Hanan mengangguk. Safina membantunya agar duduk, lalu beranjak dari ranjang. Kebahagiaan jelas terasa pada diri Safina karena  bisa menghabiskan waktu libur bersama Hanan. Hanan perlahan mulai nyaman dan terbiasa bersama ibu kandungnya. Safina menjadi tameng di saat dia merasa tertekan atau diabaikan oleh wulan.

"Bunda. Hanan nggak suka sama adik bayi. Ibu suka marah-marah kalau Hanan berisik dan berantakin mainan," eluh Hanan.

"Ya sudah, Hanan di sini saja dan jadi anak Bunda. Di sini Hanan bebas. Mau berantakin mainan boleh. Mau berisik juga boleh. Hujan-hujanan juga boleh.

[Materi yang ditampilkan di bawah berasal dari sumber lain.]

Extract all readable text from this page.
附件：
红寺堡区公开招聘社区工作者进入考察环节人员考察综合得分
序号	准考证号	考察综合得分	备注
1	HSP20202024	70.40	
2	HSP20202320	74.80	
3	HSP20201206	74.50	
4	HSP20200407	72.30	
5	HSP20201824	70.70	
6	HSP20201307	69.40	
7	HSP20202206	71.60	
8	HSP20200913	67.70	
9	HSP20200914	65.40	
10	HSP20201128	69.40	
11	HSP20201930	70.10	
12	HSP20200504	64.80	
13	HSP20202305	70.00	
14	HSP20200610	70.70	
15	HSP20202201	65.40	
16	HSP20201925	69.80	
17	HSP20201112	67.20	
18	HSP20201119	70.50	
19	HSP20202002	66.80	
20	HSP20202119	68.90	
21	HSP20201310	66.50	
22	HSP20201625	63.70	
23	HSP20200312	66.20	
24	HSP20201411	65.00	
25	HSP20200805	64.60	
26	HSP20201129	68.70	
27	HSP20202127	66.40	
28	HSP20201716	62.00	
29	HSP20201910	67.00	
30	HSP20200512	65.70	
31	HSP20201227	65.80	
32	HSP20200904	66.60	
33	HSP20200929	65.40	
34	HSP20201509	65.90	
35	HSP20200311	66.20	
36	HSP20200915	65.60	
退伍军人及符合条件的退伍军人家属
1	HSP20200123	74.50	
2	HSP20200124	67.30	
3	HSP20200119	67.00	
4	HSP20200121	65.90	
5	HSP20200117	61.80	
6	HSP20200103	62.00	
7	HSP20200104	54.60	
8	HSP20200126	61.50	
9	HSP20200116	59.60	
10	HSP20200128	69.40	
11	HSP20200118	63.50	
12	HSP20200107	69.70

Hanan minta apa saja Bunda turutin kalau mau tinggal sama Bunda." Safina meletakkan mangkuk berisi nasi dan sayur sup di hadapan Hanan.

"Tapi Hanan anaknya Ibu, bukan anaknya Bunda." Hanan mulai menyendok makanannya, lalu menyuapkan ke dalam mulut setelah mengatakan hal itu.

Safina mengabaikan pertanyaan Hanan. Tak ingin membahas masalah itu. Khawatir akan merusak kepercayaan Hanan padanya. Bisa dekat dengan Hanan dan membuatnya percaya sudah cukup bagi Safina. Mengenai Hanan tahu jika dia ibu kandungnya bisa menyusul seiring berjalannya waktu.

"Enak nggak?" tanya Safina sambil memerhatikan putranya yang sedang makan.

Hanan hanya mengangguk karena mulutnya masih mengunyah makanan.

Safina beranjak dari kursi untuk menyiapkan minum Hanan. Terdengar guntur menggelegar, lalu disusul suara sendok terjatuh. Safina bergegas membalikkan tubuh, dan terlihat  Hanan berlari ke arahnya. Hanan memeluk pinggang Safina erat.

"Ada Bunda, Sayang." Safina mengusap kepala Hanan lembut untuk menenangkannya.

"Bunda mau ke mana?" tanyanya.

"Bunda mau ambil minum buat Hanan."

"Hanan takut."

"Hanan ikut Bunda ambil minum." Safina mengajak Hanan menuju dapur.

Setelah menuang air ke dalam gelas, Safina kembali mengajak Hanan untuk menyelesaikan makan siangnya. Hujan masih terdengar deras di luar sana diiringi petir dan guruh. Safina duduk di samping Hanan agar putranya merasa aman. Setelah makan siang selesai, mereka kembali masuk ke dalam kamar. Hanan berulang kali meminta pulang ke rumah Wulan, tapi Safina membujuk agar sabar sampai hujan reda.